Financial Daily from THE HINDU group of publications
Tuesday, Oct 08, 2002
Industry & Economy
Scottish co offers tech for bio-degradable carry bags Negotiations on with Kolkata co
S. Gopikrishna Warrier
CHENNAI, Oct. 7
HAVE you heard of plastic bags buried in landfills degrading naturally and disintegrating?
Scottish company Luibeg International Commodities, which holds the licence for the technology to make and market this product in India, is in the process of tying up with a Kolkata-based plastic manufacturer for exports and domestic use.
According to Mr R. Keith Mackay, partner at Luibeg, the special additive totally degrading plastic additive (TDPA) can make common low density polyethylene carry-bags and garbage bags into a biodegradable product. Though the additive can also be added to other plastics, the initial concentration will be on such bags.
The technology and the additive has been developed and patented by a British company, which in turn has sold the rights to manufacture and market the product in India to Luibeg, Mr Mackay said.
He, however, did not divulge the name of the British company and the Kolkata-based manufacturer, since the agreements were at the final stages of negotiation.
The additive can be added to the raw material and used in the same kind of machinery that the plastic manufacturers use, he said. Once the bags start feeling the heat and humidity, they will start disintegrating.
"In the landfill the product will degrade into carbon dioxide and water," Mr Mackay said. Once there, the bags will degrade in a period between three months and three years.
The technology input is in deciding the manufacturing parameters depending on the shelf-life and other characteristics required from the product.
The plan is to set up a new manufacturing facility for biodegradable plastic at Kolkata, he said.

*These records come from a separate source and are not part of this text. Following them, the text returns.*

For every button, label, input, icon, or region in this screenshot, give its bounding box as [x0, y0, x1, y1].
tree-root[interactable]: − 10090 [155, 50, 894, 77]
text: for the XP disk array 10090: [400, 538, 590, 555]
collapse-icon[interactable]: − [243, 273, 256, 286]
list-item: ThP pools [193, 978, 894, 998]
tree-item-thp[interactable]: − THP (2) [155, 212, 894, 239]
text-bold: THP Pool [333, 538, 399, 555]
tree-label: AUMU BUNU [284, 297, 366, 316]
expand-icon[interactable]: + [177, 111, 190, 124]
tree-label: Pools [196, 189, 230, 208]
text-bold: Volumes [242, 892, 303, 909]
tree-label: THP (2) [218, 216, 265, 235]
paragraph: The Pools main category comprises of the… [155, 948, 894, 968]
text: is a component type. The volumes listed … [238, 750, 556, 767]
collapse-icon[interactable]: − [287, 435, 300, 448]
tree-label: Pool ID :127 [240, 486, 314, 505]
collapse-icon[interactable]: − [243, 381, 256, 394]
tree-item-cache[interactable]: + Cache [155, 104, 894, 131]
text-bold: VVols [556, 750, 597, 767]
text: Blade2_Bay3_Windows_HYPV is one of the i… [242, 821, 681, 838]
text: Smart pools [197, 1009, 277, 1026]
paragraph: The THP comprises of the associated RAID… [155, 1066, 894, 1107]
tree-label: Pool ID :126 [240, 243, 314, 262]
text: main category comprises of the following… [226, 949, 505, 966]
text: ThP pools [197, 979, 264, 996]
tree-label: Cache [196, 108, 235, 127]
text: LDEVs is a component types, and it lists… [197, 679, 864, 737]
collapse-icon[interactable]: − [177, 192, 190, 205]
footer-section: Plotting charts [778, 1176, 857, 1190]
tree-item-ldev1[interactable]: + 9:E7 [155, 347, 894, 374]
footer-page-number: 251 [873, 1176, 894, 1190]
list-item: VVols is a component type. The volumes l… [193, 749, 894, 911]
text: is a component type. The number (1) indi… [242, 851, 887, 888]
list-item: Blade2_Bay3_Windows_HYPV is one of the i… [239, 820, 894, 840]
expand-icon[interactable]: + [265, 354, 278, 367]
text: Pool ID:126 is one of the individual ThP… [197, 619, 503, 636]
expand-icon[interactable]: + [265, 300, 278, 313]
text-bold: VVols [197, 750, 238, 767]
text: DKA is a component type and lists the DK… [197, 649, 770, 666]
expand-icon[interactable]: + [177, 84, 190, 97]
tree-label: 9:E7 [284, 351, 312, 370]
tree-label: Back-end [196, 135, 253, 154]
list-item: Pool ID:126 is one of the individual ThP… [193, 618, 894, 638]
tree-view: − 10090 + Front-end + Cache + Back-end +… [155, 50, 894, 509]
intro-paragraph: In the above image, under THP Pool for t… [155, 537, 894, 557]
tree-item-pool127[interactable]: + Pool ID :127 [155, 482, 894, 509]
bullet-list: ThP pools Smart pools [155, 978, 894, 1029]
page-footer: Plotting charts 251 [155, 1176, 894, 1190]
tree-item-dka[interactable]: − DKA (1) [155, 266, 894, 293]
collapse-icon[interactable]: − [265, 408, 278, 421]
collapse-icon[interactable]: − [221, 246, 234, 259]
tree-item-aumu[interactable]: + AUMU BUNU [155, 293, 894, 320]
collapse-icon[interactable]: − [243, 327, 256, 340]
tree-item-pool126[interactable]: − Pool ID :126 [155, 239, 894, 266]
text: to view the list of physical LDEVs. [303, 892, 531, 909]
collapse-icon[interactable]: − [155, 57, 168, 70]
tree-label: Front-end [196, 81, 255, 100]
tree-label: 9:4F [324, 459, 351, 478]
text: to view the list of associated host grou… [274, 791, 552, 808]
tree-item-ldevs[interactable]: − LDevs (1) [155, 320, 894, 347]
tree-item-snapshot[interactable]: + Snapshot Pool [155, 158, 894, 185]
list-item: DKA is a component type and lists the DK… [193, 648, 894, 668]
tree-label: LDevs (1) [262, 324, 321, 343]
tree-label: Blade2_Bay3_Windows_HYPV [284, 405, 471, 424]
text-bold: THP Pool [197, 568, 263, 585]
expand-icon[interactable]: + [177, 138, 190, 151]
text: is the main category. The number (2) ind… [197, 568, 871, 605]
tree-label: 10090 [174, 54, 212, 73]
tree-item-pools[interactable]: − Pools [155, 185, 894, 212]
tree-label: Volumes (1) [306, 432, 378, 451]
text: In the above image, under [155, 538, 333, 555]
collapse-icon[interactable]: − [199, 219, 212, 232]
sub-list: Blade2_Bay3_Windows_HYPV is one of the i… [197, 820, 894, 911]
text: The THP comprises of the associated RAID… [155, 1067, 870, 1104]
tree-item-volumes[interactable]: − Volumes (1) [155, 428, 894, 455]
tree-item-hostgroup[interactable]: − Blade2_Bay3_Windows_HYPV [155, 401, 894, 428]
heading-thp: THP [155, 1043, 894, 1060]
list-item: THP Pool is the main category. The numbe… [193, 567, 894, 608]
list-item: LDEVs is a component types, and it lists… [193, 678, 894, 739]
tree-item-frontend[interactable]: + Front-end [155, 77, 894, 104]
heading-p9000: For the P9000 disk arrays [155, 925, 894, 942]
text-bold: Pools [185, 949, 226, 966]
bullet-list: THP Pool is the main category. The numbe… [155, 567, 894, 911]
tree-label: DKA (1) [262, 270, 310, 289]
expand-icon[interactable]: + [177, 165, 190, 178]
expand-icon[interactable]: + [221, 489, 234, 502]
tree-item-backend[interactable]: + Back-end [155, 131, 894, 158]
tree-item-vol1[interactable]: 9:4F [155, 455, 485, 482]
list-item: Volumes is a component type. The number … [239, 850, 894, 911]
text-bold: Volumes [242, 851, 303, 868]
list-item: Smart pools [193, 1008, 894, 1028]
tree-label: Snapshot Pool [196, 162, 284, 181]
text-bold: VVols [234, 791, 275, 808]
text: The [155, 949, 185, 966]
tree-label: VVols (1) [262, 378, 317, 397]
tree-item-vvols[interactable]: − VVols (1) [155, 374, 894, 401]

This facility will work on delivering an order of 12,000 tonnes per year for the British company. While the British patent holder has its production line, it will outsource a part of its demand from the Kolkata factory.
"The demand from the British company is for 1,000 tonnes of product per month," he said. "This will translate to 60 million carry bags and 200 tonnes of black bag per month."
According to Mr Javier Perez de Burgos, the other partner at Luibeg, though the extrusion devices do not require changing, it is better if a separate facility is kept for manufacturing the biodegradable plastic since it requires good ambient temperature and environmental control during production.
The new facility, Mr Mackay added, would be established by the Indian company at an investment of Rs 24 crore. The facility is expected to be ready in three months and optimum export production is expected within six months.
The export contract is expected to fetch around $6,00,000 per month. In addition, excess production can also marketed in India, he said.
"We will supply the additive, technological know-how and the technical back-up, while the Indian company will set up the facility," Mr Mackay said.
When the product is retailed in India, it is likely to cost around 50 per cent more than the conventional bags, according to him. This, however, can be brought down if the Union Government realises the environmental significance of the product and reduces the import duty on the additive.
Mr Mackay, who is happy with the support provided by the West Bengal Industrial Development Corporation, hopes that he would be able to link with other Indian plastic manufacturers so that the bags could be manufactured in larger quantities for the Indian market.